Fig. 1 DYANA generated mean NMR model of the boat shaped molecular fold, displaying the clustering of six apolar side chains.

NMR analysis⁷ in H₂O established the presence of an inter-strand NOE signature, illustrated in Fig. 2, expected of a canonical β-hairpin peptide. Nearly 80% of all expected inter-strand long-range NOEs could be clearly identified proving the ordering of a β-hairpin like molecular fold in H₂O. The expected NH–C^αH or NH–C^βH inter-strand NOEs that could be unambiguously assigned include those between Val(14)–Thr(8), Val(12)–Thr(8), Ala(7)–Asn(15), Leu(16)–Ser(6), Leu(16)–Glu(4), Ala(18)–Glu(4), Ala(18)–Thr(2), Leu(20)–Thr(2) and Met(1)–Thr(9). Further, a rich spectrum of NOEs involving the aromatic protons of Trp(5) and the side chains of the residues at positions 1, 2, 3, 9, 16, 18, 19 and 20 [Trp(5)HZ₂–Met(1)C^γH, Trp(5)HE₃–Thr(2)C^αH, Trp(5)HZ₃^γ–Thr(2)C^αH, Trp(5)HH₂–Thr(2)C^βH, Trp(5)HZ₂–Val(3)C^αH, Trp(5)HD₁–Ile(9)C^βH, Trp(5)HE₃–Leu(16)C^βH, Trp(5)HZ₂–Ala(18)C^βH, Trp(5)HH₂–Thr(19)C^αH, Trp(5)HZ₂–Thr(19)C^αH, Trp(5)HZ₃–Thr(19)C^αH, Trp(5)HH₂–Leu(20)NH and Trp(5)HZ₃–Leu(20)NH] could be clearly observed, indicating the existence of a molecular cleft like conformation with a hydrophobic type clustering.

Fig. 2 Summary of long-range NOEs observed in H₂O.

Absence of NOEs between the side chains of Trp(5) and Val(12) and between the side chains of Met(1) and Leu(20), suggested the possibility of poorer hydrophobic clustering of these side chains. Torsion angle dynamics simulation was performed with DYANA⁸ using 35 selected distance restraints (intra 0, short 15, medium 5, long 15) calibrated on the basis of relative NOE intensities. Out of the 50 random structures gathered, MOLMOL⁹ superposed ten lowest energy structures are shown in Fig. S6†. There was an NOE violation of ≤0.58 Å in these structures and the mean global backbone root mean square deviation (RMSD) over residues 2–19 was a remarkable 0.39 ± 0.24 Å.
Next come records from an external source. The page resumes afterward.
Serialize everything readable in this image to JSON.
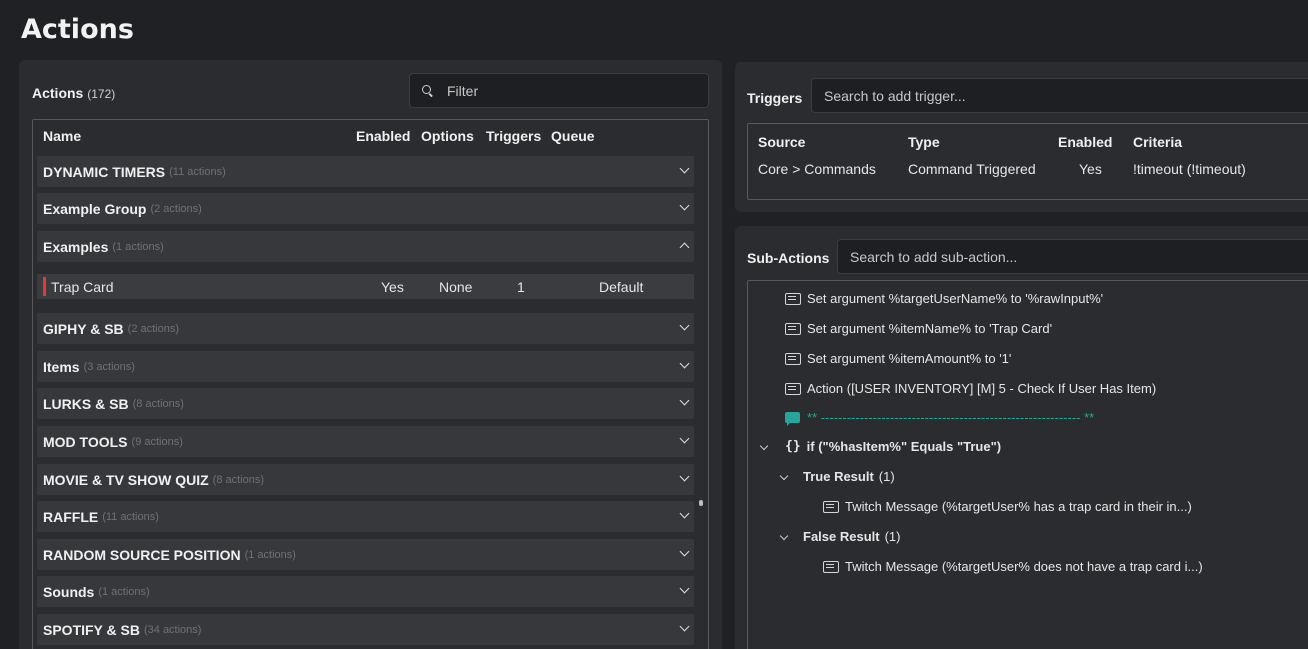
{
  "page_title": "Actions",
  "actions_panel": {
    "label": "Actions",
    "count": "(172)",
    "filter_placeholder": "Filter",
    "columns": [
      "Name",
      "Enabled",
      "Options",
      "Triggers",
      "Queue"
    ],
    "groups": [
      {
        "name": "DYNAMIC TIMERS",
        "count": "(11 actions)",
        "expanded": false
      },
      {
        "name": "Example Group",
        "count": "(2 actions)",
        "expanded": false
      },
      {
        "name": "Examples",
        "count": "(1 actions)",
        "expanded": true
      },
      {
        "name": "GIPHY & SB",
        "count": "(2 actions)",
        "expanded": false
      },
      {
        "name": "Items",
        "count": "(3 actions)",
        "expanded": false
      },
      {
        "name": "LURKS & SB",
        "count": "(8 actions)",
        "expanded": false
      },
      {
        "name": "MOD TOOLS",
        "count": "(9 actions)",
        "expanded": false
      },
      {
        "name": "MOVIE & TV SHOW QUIZ",
        "count": "(8 actions)",
        "expanded": false
      },
      {
        "name": "RAFFLE",
        "count": "(11 actions)",
        "expanded": false
      },
      {
        "name": "RANDOM SOURCE POSITION",
        "count": "(1 actions)",
        "expanded": false
      },
      {
        "name": "Sounds",
        "count": "(1 actions)",
        "expanded": false
      },
      {
        "name": "SPOTIFY & SB",
        "count": "(34 actions)",
        "expanded": false
      }
    ],
    "selected_action": {
      "name": "Trap Card",
      "enabled": "Yes",
      "options": "None",
      "triggers": "1",
      "queue": "Default"
    }
  },
  "triggers_panel": {
    "label": "Triggers",
    "search_placeholder": "Search to add trigger...",
    "columns": [
      "Source",
      "Type",
      "Enabled",
      "Criteria"
    ],
    "rows": [
      {
        "source": "Core > Commands",
        "type": "Command Triggered",
        "enabled": "Yes",
        "criteria": "!timeout (!timeout)"
      }
    ]
  },
  "subactions_panel": {
    "label": "Sub-Actions",
    "search_placeholder": "Search to add sub-action...",
    "items": [
      {
        "text": "Set argument %targetUserName% to '%rawInput%'",
        "icon": "list-icon"
      },
      {
        "text": "Set argument %itemName% to 'Trap Card'",
        "icon": "list-icon"
      },
      {
        "text": "Set argument %itemAmount% to '1'",
        "icon": "list-icon"
      },
      {
        "text": "Action ([USER INVENTORY] [M] 5 - Check If User Has Item)",
        "icon": "list-icon"
      },
      {
        "text": "** ------------------------------------------------------------ **",
        "icon": "comment-icon"
      },
      {
        "text": "if (\"%hasItem%\" Equals \"True\")",
        "icon": "brace-icon"
      },
      {
        "text": "True Result",
        "count": "(1)"
      },
      {
        "text": "Twitch Message (%targetUser% has a trap card in their in...)",
        "icon": "list-icon"
      },
      {
        "text": "False Result",
        "count": "(1)"
      },
      {
        "text": "Twitch Message (%targetUser% does not have a trap card i...)",
        "icon": "list-icon"
      }
    ]
  }
}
The energy minimized average DYANA structure of the peptide, shown in Fig. 1, was also submitted to a 16 ns unrestrained MD simulation at 300K in H₂O. No significant changes occurred either in the radius of gyration of the peptide or in its potential energy over the MD trajectory, and a well-preserved network of hydrogen bonds was observed during this period, indicating the ordering of the peptide to an appreciable extent (ESI†).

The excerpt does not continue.